A Lady dies, and another voice for Truth is lost.

I first bcame acquainted with Molly Ivins' work in May of 2003, after watching a broadcast of a book expo in L.A. on C-Span. She had joined comedian and political satirist Al Franken, and right-wing liar Bill O'Reilly, on a panel to discuss their upcoming books. While Franken enjoyed skewering the Fox Noise Channel talking head for lies he had told about awards his former TV show, Inside Edition, had won (with Billy-boy unable to do anything in response except to lamely yell "shut up"), Ms. Ivins displayed wit and grace that could only have come from a true Lady.

I made it a point to buy some of her books after that, including the one she had co-written with fellow journalist Lou DuBose, Bushwhacked: Life in George W. Bush's America (the tome she was dicussing at that panel in Los Angeles). And I read her columns online whenever I could.

The Lady had won my admiration, and inspired me to be a voice for Truth in a world where deceptions are presented as valid, "alternative viewpoints" on a daily basis.

You might ask, "how can you tell she was a Lady?" But it's not something you can put into words. Once you heard her speak, you just knew it. And because she was a Lady, she earned respect--even from most of those who fell under the scalpel of her pen, however grudgingly.

Ms. Ivins was an ardent critic of the Bush regime, and had zero tolerance for fools in public office, particularly in the Texas Legislature. She stood up and told the Truth, even when it was unpopular, and threw in her own brand of wit, Southern charm and biting humor.

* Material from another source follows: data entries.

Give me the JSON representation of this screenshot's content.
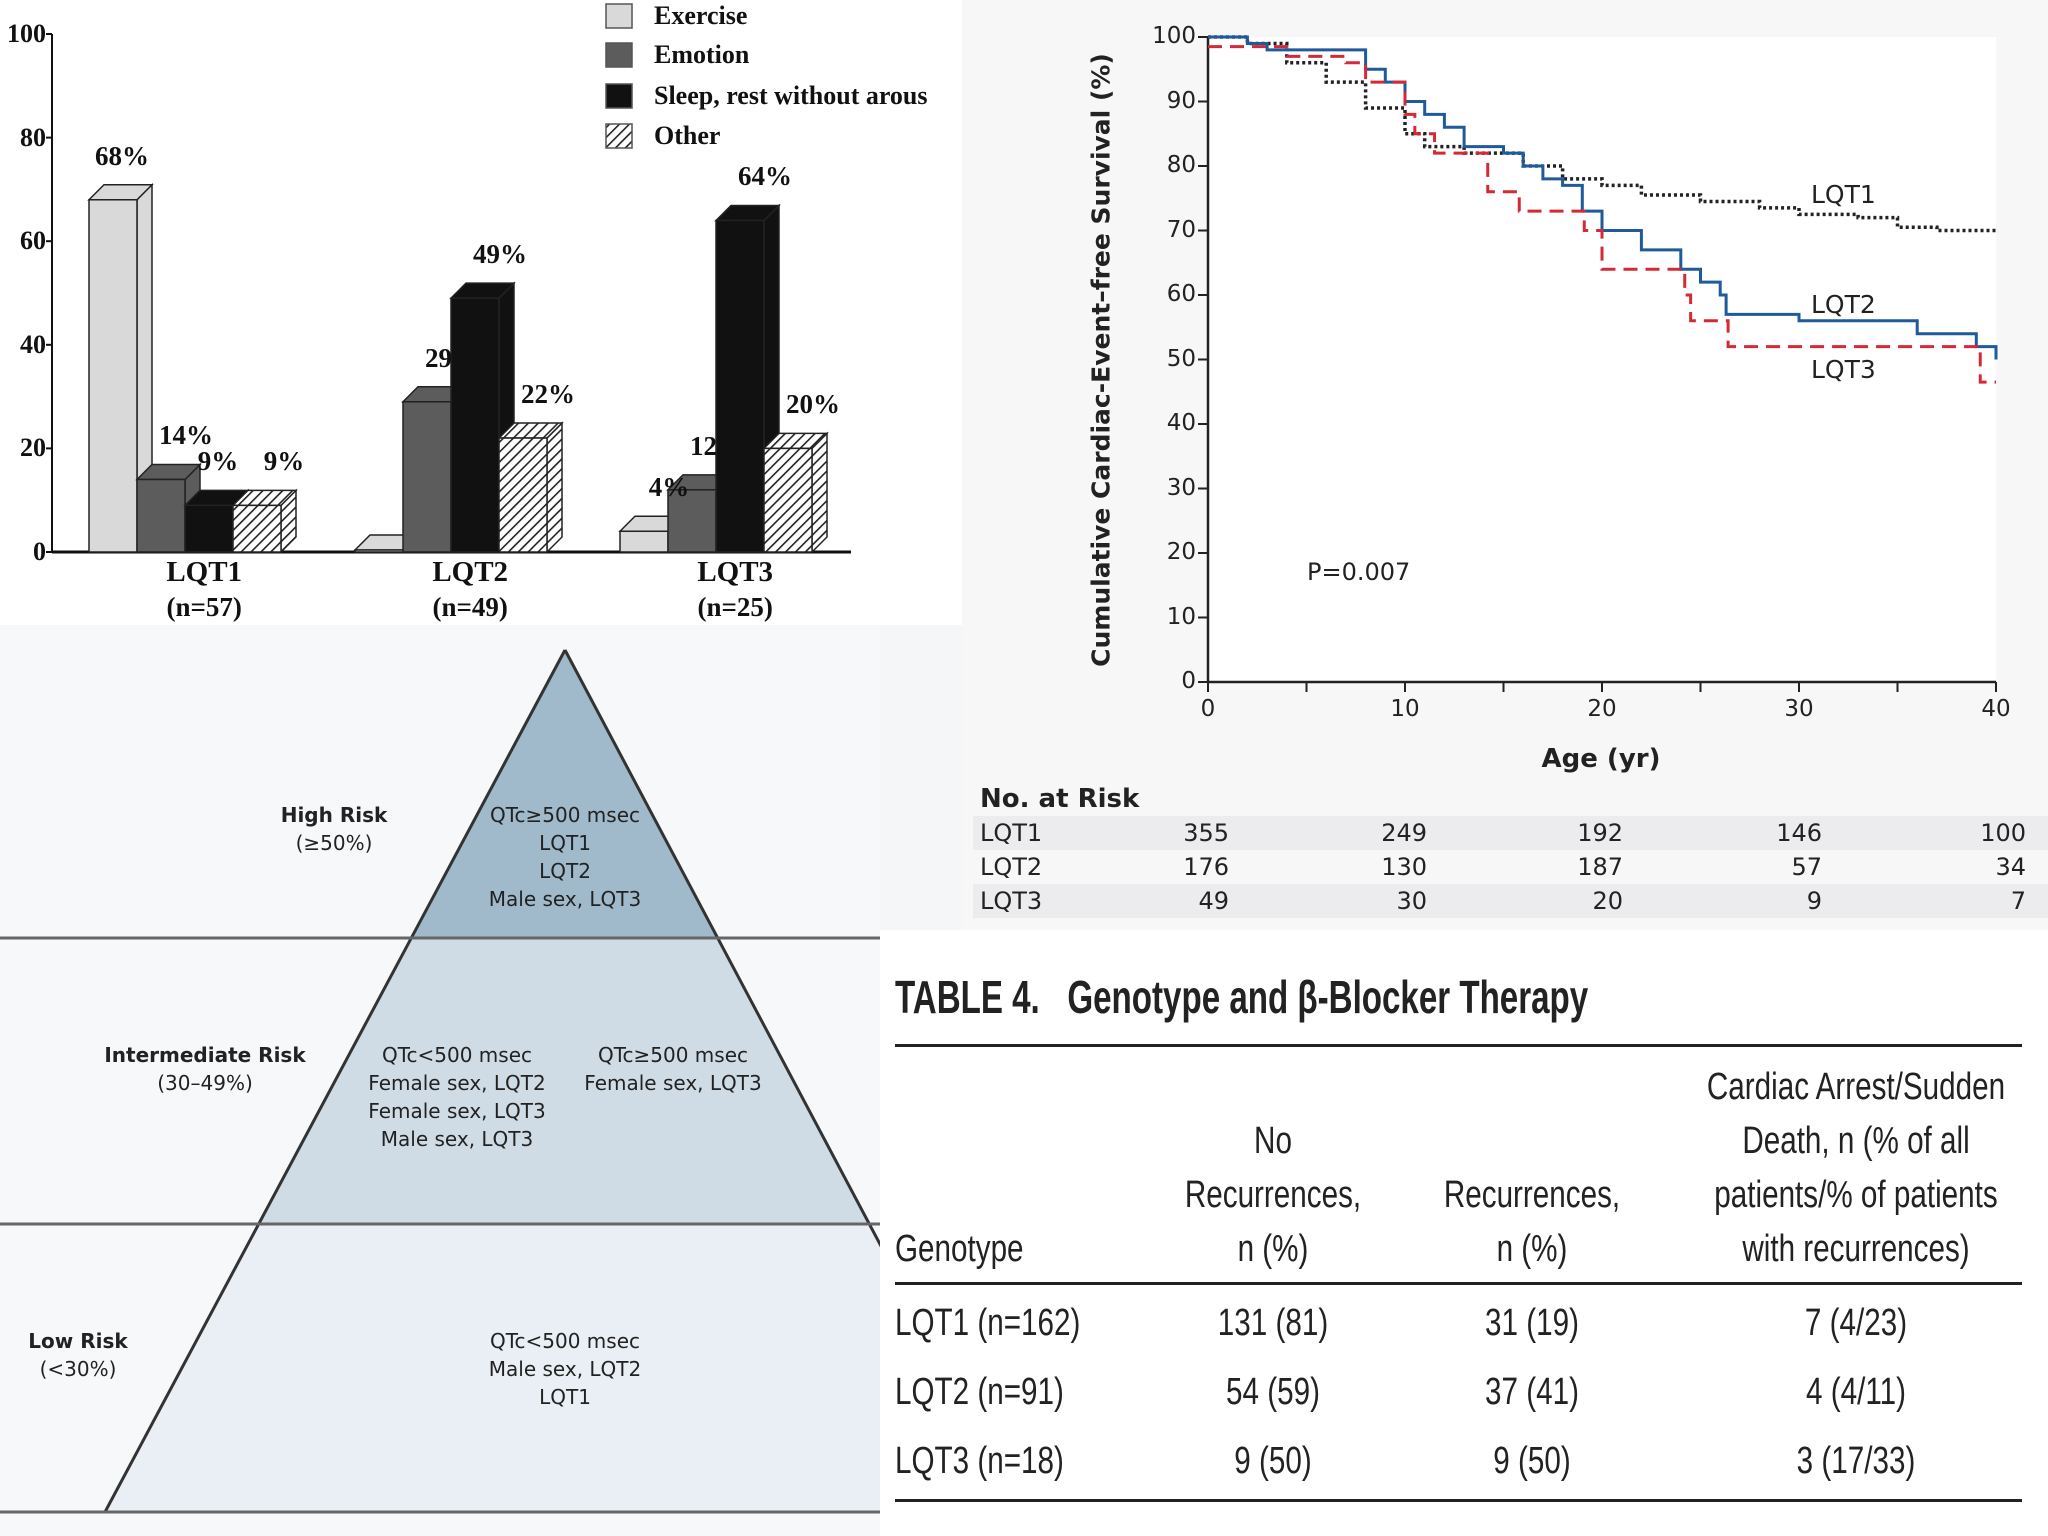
{
  "chart_data": [
    {
      "type": "bar",
      "style": "3d-grouped",
      "categories": [
        "LQT1",
        "LQT2",
        "LQT3"
      ],
      "category_sublabels": [
        "(n=57)",
        "(n=49)",
        "(n=25)"
      ],
      "series": [
        {
          "name": "Exercise",
          "values": [
            68,
            0,
            4
          ],
          "color": "#d9d9d9",
          "fill": "solid"
        },
        {
          "name": "Emotion",
          "values": [
            14,
            29,
            12
          ],
          "color": "#5c5c5c",
          "fill": "solid"
        },
        {
          "name": "Sleep, rest without arous",
          "values": [
            9,
            49,
            64
          ],
          "color": "#111111",
          "fill": "solid"
        },
        {
          "name": "Other",
          "values": [
            9,
            22,
            20
          ],
          "color": "#ffffff",
          "fill": "hatched"
        }
      ],
      "data_labels": [
        [
          "68%",
          "14%",
          "9%",
          "9%"
        ],
        [
          "",
          "29%",
          "49%",
          "22%"
        ],
        [
          "4%",
          "12%",
          "64%",
          "20%"
        ]
      ],
      "yticks": [
        "0",
        "20",
        "40",
        "60",
        "80",
        "100"
      ],
      "ylim": [
        0,
        100
      ],
      "legend": "top-right",
      "grid": false
    },
    {
      "type": "line",
      "style": "step",
      "xlabel": "Age (yr)",
      "ylabel": "Cumulative Cardiac-Event–free Survival (%)",
      "xlim": [
        0,
        40
      ],
      "ylim": [
        0,
        100
      ],
      "xticks": [
        "0",
        "10",
        "20",
        "30",
        "40"
      ],
      "yticks": [
        "0",
        "10",
        "20",
        "30",
        "40",
        "50",
        "60",
        "70",
        "80",
        "90",
        "100"
      ],
      "annotation": "P=0.007",
      "grid": false,
      "series": [
        {
          "name": "LQT1",
          "color": "#222222",
          "dash": "dotted",
          "points": [
            [
              0,
              100
            ],
            [
              2,
              99
            ],
            [
              4,
              96
            ],
            [
              6,
              93
            ],
            [
              8,
              89
            ],
            [
              10,
              85
            ],
            [
              11,
              83
            ],
            [
              13,
              82
            ],
            [
              16,
              80
            ],
            [
              18,
              78
            ],
            [
              20,
              77
            ],
            [
              22,
              75.5
            ],
            [
              25,
              74.5
            ],
            [
              28,
              73.5
            ],
            [
              30,
              72.5
            ],
            [
              33,
              72
            ],
            [
              35,
              70.5
            ],
            [
              37,
              70
            ],
            [
              40,
              70
            ]
          ]
        },
        {
          "name": "LQT2",
          "color": "#1f5a9a",
          "dash": "solid",
          "points": [
            [
              0,
              100
            ],
            [
              2,
              99
            ],
            [
              3,
              98
            ],
            [
              7,
              98
            ],
            [
              8,
              95
            ],
            [
              9,
              93
            ],
            [
              10,
              90
            ],
            [
              11,
              88
            ],
            [
              12,
              86
            ],
            [
              13,
              83
            ],
            [
              15,
              82
            ],
            [
              16,
              80
            ],
            [
              17,
              78
            ],
            [
              18,
              77
            ],
            [
              19,
              73
            ],
            [
              20,
              70
            ],
            [
              22,
              67
            ],
            [
              24,
              64
            ],
            [
              25,
              62
            ],
            [
              26,
              60
            ],
            [
              26.3,
              57
            ],
            [
              29,
              57
            ],
            [
              30,
              56
            ],
            [
              35,
              56
            ],
            [
              36,
              54
            ],
            [
              39,
              52
            ],
            [
              40,
              50
            ]
          ]
        },
        {
          "name": "LQT3",
          "color": "#d42a35",
          "dash": "dashed",
          "points": [
            [
              0,
              98.5
            ],
            [
              4,
              97
            ],
            [
              7,
              96
            ],
            [
              8,
              93
            ],
            [
              10,
              88
            ],
            [
              10.5,
              85
            ],
            [
              11.5,
              82
            ],
            [
              14.2,
              76
            ],
            [
              15.8,
              73
            ],
            [
              19.1,
              70
            ],
            [
              20,
              64
            ],
            [
              24.2,
              60
            ],
            [
              24.5,
              56
            ],
            [
              26.4,
              52
            ],
            [
              39.2,
              46.5
            ],
            [
              40,
              46.5
            ]
          ]
        }
      ],
      "risk_table": {
        "title": "No. at Risk",
        "rows": [
          {
            "label": "LQT1",
            "values": [
              "355",
              "249",
              "192",
              "146",
              "100"
            ]
          },
          {
            "label": "LQT2",
            "values": [
              "176",
              "130",
              "187",
              "57",
              "34"
            ]
          },
          {
            "label": "LQT3",
            "values": [
              "49",
              "30",
              "20",
              "9",
              "7"
            ]
          }
        ]
      }
    }
  ],
  "risk_pyramid": {
    "tiers": [
      {
        "title": "High Risk",
        "range": "(≥50%)",
        "color": "#a0bacb",
        "groups": [
          [
            "QTc≥500 msec",
            "LQT1",
            "LQT2",
            "Male sex, LQT3"
          ]
        ]
      },
      {
        "title": "Intermediate Risk",
        "range": "(30–49%)",
        "color": "#d0dce5",
        "groups": [
          [
            "QTc<500 msec",
            "Female sex, LQT2",
            "Female sex, LQT3",
            "Male sex, LQT3"
          ],
          [
            "QTc≥500 msec",
            "Female sex, LQT3"
          ]
        ]
      },
      {
        "title": "Low Risk",
        "range": "(<30%)",
        "color": "#e9eff4",
        "groups": [
          [
            "QTc<500 msec",
            "Male sex, LQT2",
            "LQT1"
          ]
        ]
      }
    ]
  },
  "table4": {
    "title_num": "TABLE 4.",
    "title_text": "Genotype and β-Blocker Therapy",
    "headers": [
      [
        "Genotype"
      ],
      [
        "No",
        "Recurrences,",
        "n (%)"
      ],
      [
        "Recurrences,",
        "n (%)"
      ],
      [
        "Cardiac Arrest/Sudden",
        "Death, n (% of all",
        "patients/% of patients",
        "with recurrences)"
      ]
    ],
    "rows": [
      [
        "LQT1 (n=162)",
        "131 (81)",
        "31 (19)",
        "7 (4/23)"
      ],
      [
        "LQT2 (n=91)",
        "54 (59)",
        "37 (41)",
        "4 (4/11)"
      ],
      [
        "LQT3 (n=18)",
        "9 (50)",
        "9 (50)",
        "3 (17/33)"
      ]
    ]
  }
}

It is a sad truth that the good die, while the bad manage to stay behind to continue fucking things up for the rest of us. MSNBC reports that Molly Ivins, aged 62, died yesterday of breast cancer.

The world is a much darker place now that her light has gone out. So it is up to the rest of us who value Truth to take up our own torches, and throw our spotlights on those who abuse the power life has given them. And, as Ms. Ivins urged, have fun doing it.